We describe a technique called the air lift for improving safety and reducing risk of chondrolabral injury while establishing the modified midanterior portal. This is a simple technique that involves placing a minimum of 60 cc of air through the arthroscope to facilitate greater precision, efficiency, and safety of mid anterior portal placement. The anterolateral viewing portal has been created under fluoroscopic guidance and we are viewing through this with a 70° arthroscope (Stryker, Denver, CO). We illustrate this technique in the 3 distinct examples to follow. The first is a situation in which the ideal placement of the needle puts the femoral head at risk of iatrogenic injury, as shown by this arrow. Use of the air lift in this case creates substantial expansion of the anterior triangle. This amount of decreased exposure is common in patients with at least some baseline soft-tissue laxity. In patients like this, it is critical to preserve the hip capsule with a strong and complete capsule repair. One of the key technical steps in achieving this is making the interportal capsulotomy far enough from the acetabular rim to preserve enough capsule for optimal suture placement. This is one of our favorite applications of the air-lift technique. The next case is a more typical example of a small anterior triangle. Although midanterior portal placement is possible, the window for placement is small, which can lead to iatrogenic injury or prolonged access time. Here you can see the air lift creates less space than in the previous example but that incremental space is of high value, doubling the accessible space of the anterior triangle. This case required repeating the air lift to optimize needle placement. You can see here, where the air lift allowed to see that placement of the needle would have caused iatrogenic injury, and we then moved the needle to a more optimal, safer location.
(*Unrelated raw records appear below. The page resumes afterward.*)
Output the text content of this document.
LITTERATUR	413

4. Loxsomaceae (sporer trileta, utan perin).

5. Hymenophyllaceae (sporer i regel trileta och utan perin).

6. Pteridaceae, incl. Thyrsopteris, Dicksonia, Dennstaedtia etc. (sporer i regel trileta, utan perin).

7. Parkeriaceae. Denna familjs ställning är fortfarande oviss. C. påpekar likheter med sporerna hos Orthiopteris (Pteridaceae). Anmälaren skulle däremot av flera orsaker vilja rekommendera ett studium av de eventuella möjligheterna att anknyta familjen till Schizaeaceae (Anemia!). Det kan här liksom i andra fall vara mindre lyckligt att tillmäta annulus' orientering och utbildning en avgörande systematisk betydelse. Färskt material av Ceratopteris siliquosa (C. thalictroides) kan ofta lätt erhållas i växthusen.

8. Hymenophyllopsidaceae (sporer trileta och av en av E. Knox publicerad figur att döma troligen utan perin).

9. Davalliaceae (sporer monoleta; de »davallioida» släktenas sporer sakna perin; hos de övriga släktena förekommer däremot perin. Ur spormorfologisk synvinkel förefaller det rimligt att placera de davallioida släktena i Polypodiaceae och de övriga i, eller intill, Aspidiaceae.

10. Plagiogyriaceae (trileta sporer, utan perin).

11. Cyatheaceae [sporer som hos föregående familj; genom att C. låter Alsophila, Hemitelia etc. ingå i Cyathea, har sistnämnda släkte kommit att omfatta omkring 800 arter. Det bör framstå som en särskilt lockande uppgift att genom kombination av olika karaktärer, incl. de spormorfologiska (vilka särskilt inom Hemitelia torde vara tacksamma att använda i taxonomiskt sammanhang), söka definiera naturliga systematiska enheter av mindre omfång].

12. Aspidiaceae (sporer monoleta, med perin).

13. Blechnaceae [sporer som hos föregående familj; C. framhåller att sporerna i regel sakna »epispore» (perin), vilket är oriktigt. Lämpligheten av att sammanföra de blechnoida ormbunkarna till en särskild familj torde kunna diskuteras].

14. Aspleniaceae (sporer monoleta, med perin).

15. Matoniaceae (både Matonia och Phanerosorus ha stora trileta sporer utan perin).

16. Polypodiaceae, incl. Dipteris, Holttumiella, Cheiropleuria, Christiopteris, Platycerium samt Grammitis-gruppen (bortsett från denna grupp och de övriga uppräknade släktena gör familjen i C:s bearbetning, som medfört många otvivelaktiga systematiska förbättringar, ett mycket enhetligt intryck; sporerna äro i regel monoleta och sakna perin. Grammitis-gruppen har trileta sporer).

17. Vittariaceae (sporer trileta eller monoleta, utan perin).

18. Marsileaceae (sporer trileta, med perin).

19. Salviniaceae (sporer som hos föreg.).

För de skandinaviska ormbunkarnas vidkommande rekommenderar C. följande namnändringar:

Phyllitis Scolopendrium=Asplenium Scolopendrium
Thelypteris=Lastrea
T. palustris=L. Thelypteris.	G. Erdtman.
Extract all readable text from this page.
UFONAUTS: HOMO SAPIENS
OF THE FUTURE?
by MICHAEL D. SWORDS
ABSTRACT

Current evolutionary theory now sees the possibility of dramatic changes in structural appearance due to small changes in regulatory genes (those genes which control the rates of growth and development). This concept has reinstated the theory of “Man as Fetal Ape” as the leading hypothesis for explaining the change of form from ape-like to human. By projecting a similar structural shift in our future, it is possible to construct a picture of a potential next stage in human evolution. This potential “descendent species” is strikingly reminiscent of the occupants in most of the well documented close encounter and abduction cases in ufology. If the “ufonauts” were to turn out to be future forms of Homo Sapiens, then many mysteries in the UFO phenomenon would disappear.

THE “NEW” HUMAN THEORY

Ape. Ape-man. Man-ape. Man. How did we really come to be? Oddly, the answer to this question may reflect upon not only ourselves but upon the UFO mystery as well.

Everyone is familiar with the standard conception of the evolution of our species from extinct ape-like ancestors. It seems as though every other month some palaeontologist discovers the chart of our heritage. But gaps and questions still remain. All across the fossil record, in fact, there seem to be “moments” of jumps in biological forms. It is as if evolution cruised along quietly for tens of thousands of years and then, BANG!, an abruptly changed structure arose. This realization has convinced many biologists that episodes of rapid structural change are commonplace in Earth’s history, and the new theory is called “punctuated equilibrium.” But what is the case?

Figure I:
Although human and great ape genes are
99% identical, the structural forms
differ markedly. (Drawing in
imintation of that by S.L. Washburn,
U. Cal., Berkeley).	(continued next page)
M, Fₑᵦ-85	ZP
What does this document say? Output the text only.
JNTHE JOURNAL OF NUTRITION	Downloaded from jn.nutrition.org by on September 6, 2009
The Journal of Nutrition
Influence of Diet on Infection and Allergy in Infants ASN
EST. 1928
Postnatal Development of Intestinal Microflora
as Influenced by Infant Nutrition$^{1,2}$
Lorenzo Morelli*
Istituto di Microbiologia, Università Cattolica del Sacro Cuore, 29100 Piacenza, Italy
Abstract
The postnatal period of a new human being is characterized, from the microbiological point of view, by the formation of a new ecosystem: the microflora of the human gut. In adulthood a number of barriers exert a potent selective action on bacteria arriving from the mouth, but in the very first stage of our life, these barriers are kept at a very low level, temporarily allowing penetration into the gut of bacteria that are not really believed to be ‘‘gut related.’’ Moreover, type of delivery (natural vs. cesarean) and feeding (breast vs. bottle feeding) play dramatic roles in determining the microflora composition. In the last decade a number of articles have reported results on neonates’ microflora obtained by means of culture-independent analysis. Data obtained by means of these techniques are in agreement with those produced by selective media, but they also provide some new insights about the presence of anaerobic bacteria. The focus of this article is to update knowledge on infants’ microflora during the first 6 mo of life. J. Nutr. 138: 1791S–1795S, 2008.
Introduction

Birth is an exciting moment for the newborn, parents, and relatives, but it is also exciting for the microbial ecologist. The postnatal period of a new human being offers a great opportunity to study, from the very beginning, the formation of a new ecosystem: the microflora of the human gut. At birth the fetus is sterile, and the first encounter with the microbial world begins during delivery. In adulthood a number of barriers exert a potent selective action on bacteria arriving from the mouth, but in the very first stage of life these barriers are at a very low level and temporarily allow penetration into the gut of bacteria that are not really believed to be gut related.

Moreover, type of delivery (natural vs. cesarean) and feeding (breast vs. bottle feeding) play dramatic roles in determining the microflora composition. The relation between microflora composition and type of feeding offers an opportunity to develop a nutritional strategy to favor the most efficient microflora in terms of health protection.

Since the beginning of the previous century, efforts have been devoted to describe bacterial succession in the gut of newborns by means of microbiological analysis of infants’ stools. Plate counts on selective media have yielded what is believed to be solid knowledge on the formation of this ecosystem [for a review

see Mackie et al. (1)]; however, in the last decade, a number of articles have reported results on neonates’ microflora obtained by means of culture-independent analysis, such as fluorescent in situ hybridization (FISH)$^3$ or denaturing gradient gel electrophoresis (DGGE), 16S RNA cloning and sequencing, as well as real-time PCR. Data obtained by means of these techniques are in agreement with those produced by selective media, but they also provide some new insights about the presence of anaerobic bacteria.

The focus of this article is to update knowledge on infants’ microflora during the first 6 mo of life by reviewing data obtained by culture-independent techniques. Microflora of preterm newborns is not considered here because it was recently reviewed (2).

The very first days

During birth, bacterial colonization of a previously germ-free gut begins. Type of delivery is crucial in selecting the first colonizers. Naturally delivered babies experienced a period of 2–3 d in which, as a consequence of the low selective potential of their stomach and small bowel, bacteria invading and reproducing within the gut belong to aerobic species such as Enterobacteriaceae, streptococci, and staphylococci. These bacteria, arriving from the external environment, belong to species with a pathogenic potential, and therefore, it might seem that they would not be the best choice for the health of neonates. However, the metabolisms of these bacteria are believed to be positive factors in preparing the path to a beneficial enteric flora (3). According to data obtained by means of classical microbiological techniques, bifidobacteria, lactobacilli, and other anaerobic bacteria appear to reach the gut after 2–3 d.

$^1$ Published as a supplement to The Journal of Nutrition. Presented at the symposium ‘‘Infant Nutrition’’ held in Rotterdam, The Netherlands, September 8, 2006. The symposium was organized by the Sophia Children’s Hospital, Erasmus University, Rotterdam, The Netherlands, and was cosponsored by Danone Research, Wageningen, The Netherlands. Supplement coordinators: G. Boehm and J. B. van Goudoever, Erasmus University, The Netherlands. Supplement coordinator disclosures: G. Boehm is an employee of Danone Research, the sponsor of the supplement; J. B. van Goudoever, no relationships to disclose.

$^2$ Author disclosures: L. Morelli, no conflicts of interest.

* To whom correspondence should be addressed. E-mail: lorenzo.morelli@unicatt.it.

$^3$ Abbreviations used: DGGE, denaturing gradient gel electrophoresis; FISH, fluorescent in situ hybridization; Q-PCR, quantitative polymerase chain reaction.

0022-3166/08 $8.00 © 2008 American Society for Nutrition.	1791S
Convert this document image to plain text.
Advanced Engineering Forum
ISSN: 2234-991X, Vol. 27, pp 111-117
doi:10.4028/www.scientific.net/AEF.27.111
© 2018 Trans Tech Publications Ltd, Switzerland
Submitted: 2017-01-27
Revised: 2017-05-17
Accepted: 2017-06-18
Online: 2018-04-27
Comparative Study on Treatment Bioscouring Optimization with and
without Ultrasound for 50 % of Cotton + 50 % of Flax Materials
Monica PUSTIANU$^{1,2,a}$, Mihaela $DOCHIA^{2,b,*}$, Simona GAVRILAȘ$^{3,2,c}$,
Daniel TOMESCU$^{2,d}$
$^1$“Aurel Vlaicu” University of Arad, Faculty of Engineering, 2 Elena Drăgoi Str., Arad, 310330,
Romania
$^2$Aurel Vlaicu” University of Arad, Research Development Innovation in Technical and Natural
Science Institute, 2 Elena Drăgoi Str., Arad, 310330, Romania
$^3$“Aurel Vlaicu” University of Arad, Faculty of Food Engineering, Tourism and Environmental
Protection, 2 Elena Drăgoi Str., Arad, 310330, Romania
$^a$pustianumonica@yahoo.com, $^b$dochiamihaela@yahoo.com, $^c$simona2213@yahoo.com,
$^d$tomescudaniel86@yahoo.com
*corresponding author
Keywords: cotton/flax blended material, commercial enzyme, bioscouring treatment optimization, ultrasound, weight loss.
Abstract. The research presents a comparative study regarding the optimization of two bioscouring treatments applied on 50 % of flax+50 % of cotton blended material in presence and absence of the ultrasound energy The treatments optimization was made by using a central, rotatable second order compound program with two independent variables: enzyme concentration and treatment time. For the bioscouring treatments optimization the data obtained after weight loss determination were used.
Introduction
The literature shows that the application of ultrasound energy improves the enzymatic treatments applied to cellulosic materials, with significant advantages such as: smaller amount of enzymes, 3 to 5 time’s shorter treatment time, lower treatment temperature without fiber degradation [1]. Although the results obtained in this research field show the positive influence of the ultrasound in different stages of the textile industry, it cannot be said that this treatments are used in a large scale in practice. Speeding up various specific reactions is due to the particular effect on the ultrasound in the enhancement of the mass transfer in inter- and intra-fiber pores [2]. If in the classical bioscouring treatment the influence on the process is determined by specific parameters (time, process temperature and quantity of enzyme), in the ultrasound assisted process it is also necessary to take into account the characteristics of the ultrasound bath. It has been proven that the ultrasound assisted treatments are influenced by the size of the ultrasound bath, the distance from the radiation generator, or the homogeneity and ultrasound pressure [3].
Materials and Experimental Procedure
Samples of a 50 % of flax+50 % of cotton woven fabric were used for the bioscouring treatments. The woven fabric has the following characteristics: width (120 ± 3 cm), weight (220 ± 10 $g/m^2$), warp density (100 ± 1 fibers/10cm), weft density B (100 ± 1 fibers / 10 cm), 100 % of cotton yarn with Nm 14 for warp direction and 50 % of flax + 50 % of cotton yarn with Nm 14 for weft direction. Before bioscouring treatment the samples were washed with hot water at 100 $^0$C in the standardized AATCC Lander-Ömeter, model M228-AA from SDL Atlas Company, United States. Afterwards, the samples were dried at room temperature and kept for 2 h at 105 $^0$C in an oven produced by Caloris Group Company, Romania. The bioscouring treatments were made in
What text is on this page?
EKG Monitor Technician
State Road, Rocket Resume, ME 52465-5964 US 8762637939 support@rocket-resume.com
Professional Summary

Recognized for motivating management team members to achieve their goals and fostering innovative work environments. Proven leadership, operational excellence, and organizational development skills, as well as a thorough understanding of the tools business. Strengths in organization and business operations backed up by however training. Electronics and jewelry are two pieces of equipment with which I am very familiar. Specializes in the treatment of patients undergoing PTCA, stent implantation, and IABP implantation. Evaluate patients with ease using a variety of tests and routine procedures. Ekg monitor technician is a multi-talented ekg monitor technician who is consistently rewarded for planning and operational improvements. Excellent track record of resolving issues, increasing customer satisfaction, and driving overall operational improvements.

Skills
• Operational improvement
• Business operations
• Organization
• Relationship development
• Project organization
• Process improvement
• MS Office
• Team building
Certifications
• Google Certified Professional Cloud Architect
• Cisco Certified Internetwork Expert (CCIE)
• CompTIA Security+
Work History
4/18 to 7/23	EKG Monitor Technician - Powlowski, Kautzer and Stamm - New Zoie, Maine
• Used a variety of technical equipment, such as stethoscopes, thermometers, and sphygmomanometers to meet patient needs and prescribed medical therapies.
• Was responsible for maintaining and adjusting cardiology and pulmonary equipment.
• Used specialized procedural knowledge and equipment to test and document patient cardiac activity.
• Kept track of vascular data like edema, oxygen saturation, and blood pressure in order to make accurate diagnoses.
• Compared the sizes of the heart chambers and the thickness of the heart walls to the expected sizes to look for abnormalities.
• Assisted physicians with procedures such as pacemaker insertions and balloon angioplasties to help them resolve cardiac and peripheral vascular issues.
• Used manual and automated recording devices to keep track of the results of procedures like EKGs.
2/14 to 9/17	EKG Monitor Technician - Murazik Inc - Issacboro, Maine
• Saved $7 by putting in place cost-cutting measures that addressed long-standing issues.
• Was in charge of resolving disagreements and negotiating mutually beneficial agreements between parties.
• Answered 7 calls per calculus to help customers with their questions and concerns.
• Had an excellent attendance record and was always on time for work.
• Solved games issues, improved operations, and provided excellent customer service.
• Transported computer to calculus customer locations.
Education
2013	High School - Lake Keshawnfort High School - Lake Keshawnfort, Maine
The final case, is a collegiate football lineman with a large cam morphology, and you can see the increased exposure the air lift generates. This example demonstrates how the air lift can generate resistance against the anterior capsule to make needle placement safer. This example also demonstrates optimal insertion depth of the needle; no further than is necessary to allow placement of the wire. The final series of images review these 3 cases before and after the air lift. We hope this simple but effective technique can be useful to you in your practice.